Thursday, August 2, 2007|It’s only television.
It isn’t Doctors without Borders or the First Marine Division, or even, god help us, the Red Cross. It is a week-night public affairs magazine broadcast by KPBS, your local public television station (celebrating its 40th anniversary this year, by the way). And now it’s gone.
The death of “Full Focus” will be mourned by San Diegans who care about thorough, thoughtful coverage and analysis of issues and events. But most of the county’s 1 million TV households won’t notice. The audience for Full Focus averaged (generously) a 1.2 rating over both airings (6:30 and 11 p.m.), or 13 thousand households. With a budget of give-or-take $1 million, that’s around $50 per viewer.
Management considered it a million well-spent — great public service is supposed to be the KPBS mission — as long as it actually had the money to spend. And, actually, the station does have it, right this minute. But this year, PBS and NPR dues and other mandated costs will rocket up. Again. By the end of FY ’08, the station could be in the middle of a large deficit hole. KPBS has been down there before and is not about to go in again.
Years ago, we in public television believed that local programming would be the Lancelot that would rescue local stations from the precipice of perpetual poverty. We made our case to Congress for continued appropriation in the name of local programming. I personally sat in Duke Cunningham’s office trying to talk him into defying Newt Gingrich, who wanted to “zero-out” public broadcasting. (I didn’t know then that all I needed for ammunition was a couple of ugly French armoires.) We lobbied satellite companies to carry local stations and cable operators into good channel placement. And when KPBS and public broadcasting survived and even won a few small victories, we gave as good — or better — than we got.
“Full Focus” became a five-day-a-week program five years ago, covering substantive, important issues. In those days, we thought that if we scheduled it, the audience would come. In hindsight that seems quaintly naive. Early on, we broadcast one videotaped “package” a week, if we were lucky. The rest of the time it was pretty much in-studio interviews: Monday, newsmakers; Thursday, the arts; Friday top stories of the week. Oddly, we divided up the talking heads by genre, as if that would make them more appealing somehow.
The show and the ratings improved, but not enough, apparently. As of this writing, Full Focus has seven full-time and three part-time employees, bare bones for a nightly show, but very dedicated and talented. We now broadcast at least one videotape news feature a day, and occasionally two or even three. We just purchased $1.5 million in new HD equipment for the program, hired two new videographers, and got a major grant to cross-train journalists in radio, the web and, (ahem), television.

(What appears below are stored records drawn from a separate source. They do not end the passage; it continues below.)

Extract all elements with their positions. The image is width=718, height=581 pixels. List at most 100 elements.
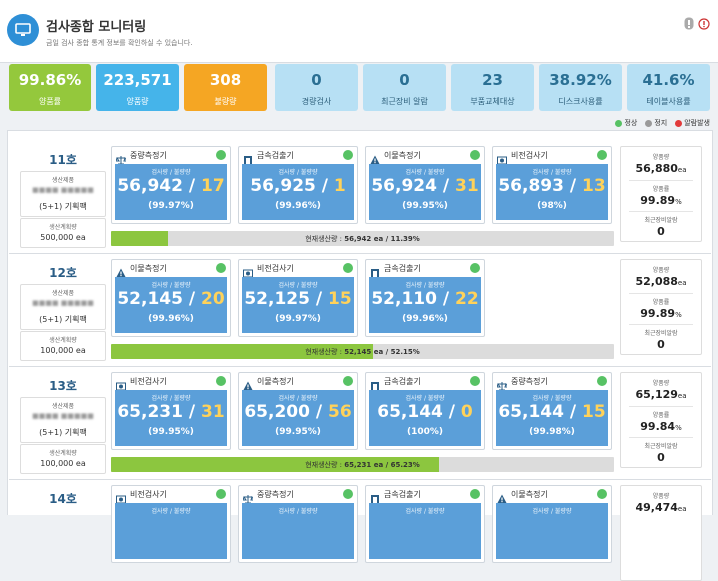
kpi-good-rate[interactable]: 99.86% 양품률 [9,64,91,111]
kpi-light-inspection[interactable]: 0 경량검사 [275,64,358,111]
device-name: 금속검출기 [384,377,421,386]
line-summary: 양품량 65,129ea 양품률 99.84% 최근장비알람 0 [620,372,702,468]
defect-count: 15 [581,402,606,422]
defect-count: 20 [200,289,225,309]
total-count: 65,200 [244,402,310,422]
device-name: 금속검출기 [384,490,421,499]
device-count: 56,924 / 31 [371,176,479,196]
device-caption: 검사량 / 불량량 [532,395,572,402]
device-card-scale[interactable]: 중량측정기 검사량 / 불량량 [238,485,358,563]
kpi-label: 최근장비 알람 [381,97,428,106]
defect-count: 17 [200,176,225,196]
defect-count: 13 [581,176,606,196]
device-card-foreign[interactable]: 이물측정기 검사량 / 불량량 56,924 / 31 (99.95%) [365,146,485,224]
kpi-good-qty[interactable]: 223,571 양품량 [96,64,179,111]
warning-icon [497,489,507,503]
defect-count: 56 [327,402,352,422]
product-name: ■■■■ ■■■■■ [32,186,94,194]
device-rate: (99.97%) [148,201,194,211]
device-rate: (99.95%) [402,201,448,211]
metal-detector-icon [370,263,380,277]
plan-label: 생산계획량 [49,337,77,344]
line-summary: 양품량 49,474ea [620,485,702,581]
total-count: 65,144 [377,402,443,422]
line-name: 12호 [49,266,77,280]
plan-value: 100,000 ea [40,346,86,355]
device-card-vision[interactable]: 비전검사기 검사량 / 불량량 52,125 / 15 (99.97%) [238,259,358,337]
product-spec: (5+1) 기획팩 [39,315,87,324]
monitor-icon [7,14,39,46]
defect-count: 0 [460,402,473,422]
good-rate: 99.89% [640,194,682,207]
good-rate: 99.89% [640,307,682,320]
total-count: 56,893 [498,176,564,196]
total-count: 52,110 [371,289,437,309]
total-count: 56,925 [250,176,316,196]
product-spec: (5+1) 기획팩 [39,428,87,437]
device-card-metal[interactable]: 금속검출기 검사량 / 불량량 56,925 / 1 (99.96%) [238,146,358,224]
scale-icon [242,489,255,504]
device-card-foreign[interactable]: 이물측정기 검사량 / 불량량 [492,485,612,563]
kpi-value: 23 [482,71,503,89]
device-count: 52,145 / 20 [117,289,225,309]
metal-detector-icon [243,150,253,164]
device-card-vision[interactable]: 비전검사기 검사량 / 불량량 65,231 / 31 (99.95%) [111,372,231,450]
product-spec: (5+1) 기획팩 [39,202,87,211]
kpi-label: 불량량 [214,97,237,106]
kpi-disk-usage[interactable]: 38.92% 디스크사용률 [539,64,622,111]
legend-normal: 정상 [615,118,637,128]
device-caption: 검사량 / 불량량 [405,395,445,402]
device-card-foreign[interactable]: 이물측정기 검사량 / 불량량 52,145 / 20 (99.96%) [111,259,231,337]
device-count: 65,200 / 56 [244,402,352,422]
status-indicator [343,263,353,273]
defect-count: 31 [454,176,479,196]
kpi-recent-alarm[interactable]: 0 최근장비 알람 [363,64,446,111]
device-caption: 검사량 / 불량량 [405,169,445,176]
device-caption: 검사량 / 불량량 [151,395,191,402]
kpi-label: 부품교체대상 [470,97,515,106]
info-icon[interactable] [684,15,694,30]
plan-label: 생산계획량 [49,224,77,231]
alarm-count: 0 [657,338,665,351]
device-rate: (98%) [537,201,567,211]
line-name: 11호 [49,153,77,167]
kpi-table-usage[interactable]: 41.6% 테이블사용률 [627,64,710,111]
warning-icon [243,376,253,390]
kpi-value: 223,571 [103,71,172,89]
device-card-metal[interactable]: 금속검출기 검사량 / 불량량 65,144 / 0 (100%) [365,372,485,450]
plan-value: 100,000 ea [40,459,86,468]
metal-detector-icon [370,376,380,390]
kpi-label: 경량검사 [301,97,332,106]
kpi-value: 0 [399,71,410,89]
device-card-vision[interactable]: 비전검사기 검사량 / 불량량 [111,485,231,563]
kpi-defect-qty[interactable]: 308 불량량 [184,64,267,111]
kpi-label: 디스크사용률 [558,97,603,106]
alarm-count: 0 [657,451,665,464]
device-rate: (99.95%) [275,427,321,437]
plan-value: 500,000 ea [40,233,86,242]
kpi-value: 38.92% [549,71,612,89]
total-count: 56,942 [117,176,183,196]
good-rate: 99.84% [640,420,682,433]
line-info: 생산제품 ■■■■ ■■■■■ (5+1) 기획팩 생산계획량 100,000 … [20,397,106,474]
alarm-bell-icon[interactable] [698,15,710,30]
device-name: 비전검사기 [257,264,294,273]
kpi-label: 양품량 [126,97,149,106]
defect-count: 31 [200,402,225,422]
production-progress: 현재생산량 : 56,942 ea / 11.39% [111,231,614,246]
device-card-metal[interactable]: 금속검출기 검사량 / 불량량 [365,485,485,563]
line-name: 13호 [49,379,77,393]
vision-camera-icon [116,489,126,504]
device-card-foreign[interactable]: 이물측정기 검사량 / 불량량 65,200 / 56 (99.95%) [238,372,358,450]
device-rate: (99.95%) [148,427,194,437]
status-indicator [470,263,480,273]
device-rate: (99.96%) [275,201,321,211]
status-indicator [470,489,480,499]
device-card-scale[interactable]: 중량측정기 검사량 / 불량량 65,144 / 15 (99.98%) [492,372,612,450]
kpi-value: 41.6% [642,71,695,89]
device-card-scale[interactable]: 중량측정기 검사량 / 불량량 56,942 / 17 (99.97%) [111,146,231,224]
device-card-vision[interactable]: 비전검사기 검사량 / 불량량 56,893 / 13 (98%) [492,146,612,224]
kpi-part-replace[interactable]: 23 부품교체대상 [451,64,534,111]
status-indicator [343,376,353,386]
device-card-metal[interactable]: 금속검출기 검사량 / 불량량 52,110 / 22 (99.96%) [365,259,485,337]
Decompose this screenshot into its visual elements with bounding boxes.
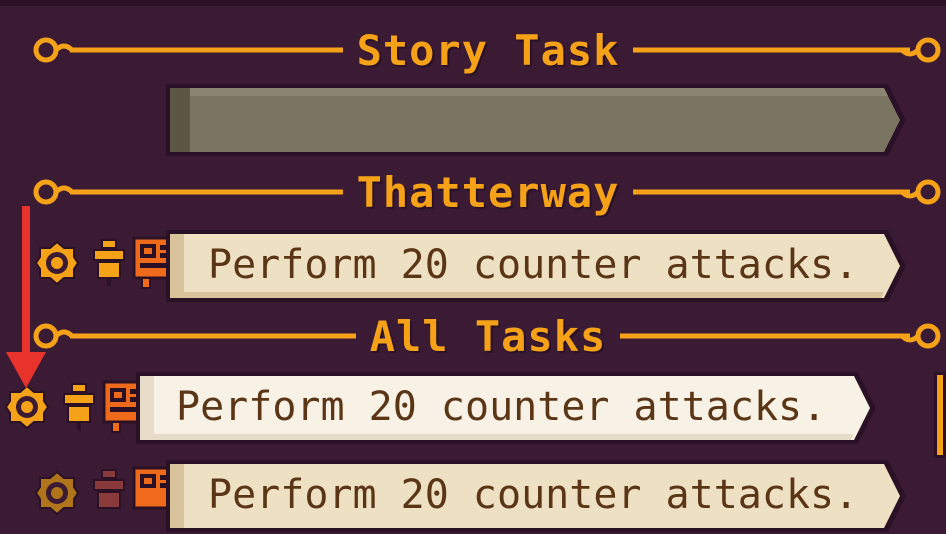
gear-target-icon — [34, 470, 80, 516]
section-title-all: All Tasks — [355, 312, 621, 361]
task-panel: Story Task Thatterway Perform 20 counter… — [0, 0, 946, 532]
task-row-selected[interactable]: Perform 20 counter attacks. — [130, 370, 882, 444]
task-description: Perform 20 counter attacks. — [208, 472, 859, 518]
section-title-region: Thatterway — [342, 168, 634, 217]
task-row[interactable]: Perform 20 counter attacks. — [160, 458, 912, 532]
task-description: Perform 20 counter attacks. — [176, 384, 827, 430]
task-description: Perform 20 counter attacks. — [208, 242, 859, 288]
story-task-slot[interactable] — [160, 82, 910, 156]
section-title-story: Story Task — [342, 26, 634, 75]
lantern-icon — [63, 383, 95, 430]
empty-bar-shape — [166, 84, 906, 156]
all-tasks-divider: All Tasks — [30, 312, 946, 361]
region-divider: Thatterway — [30, 168, 946, 217]
task-row[interactable]: Perform 20 counter attacks. — [160, 228, 912, 302]
scrollbar-handle[interactable] — [934, 372, 946, 458]
annotation-arrow — [6, 206, 46, 388]
story-task-divider: Story Task — [30, 26, 946, 75]
lantern-icon — [93, 469, 125, 509]
lantern-icon — [93, 239, 125, 286]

So why did KPBS pull the plug and let its considerable investment sink out of sight? Why not try to raise the money, cut somewhere else or both? I don’t know, frankly. Perhaps there really are only 13,000 households interested in seeing local people talk about the War in Iraq, health care, Sunroad, Carol Lam, the city budget, the Dead Sea Scrolls or even Mike Aguirre. Hearing about this stuff on the radio is one thing, but sitting down and watching it? Maybe not in today’s media environment.
The nut, the kernel, the crux of the matter is that while $1 million was a tremendous amount for KPBS to put into one show, it was not enough to allow us to add what the show needed to attract an audience today.
But who really knows? Perhaps all it would have taken was a mention of Lindsay Lohan now and then. After all, it’s only television.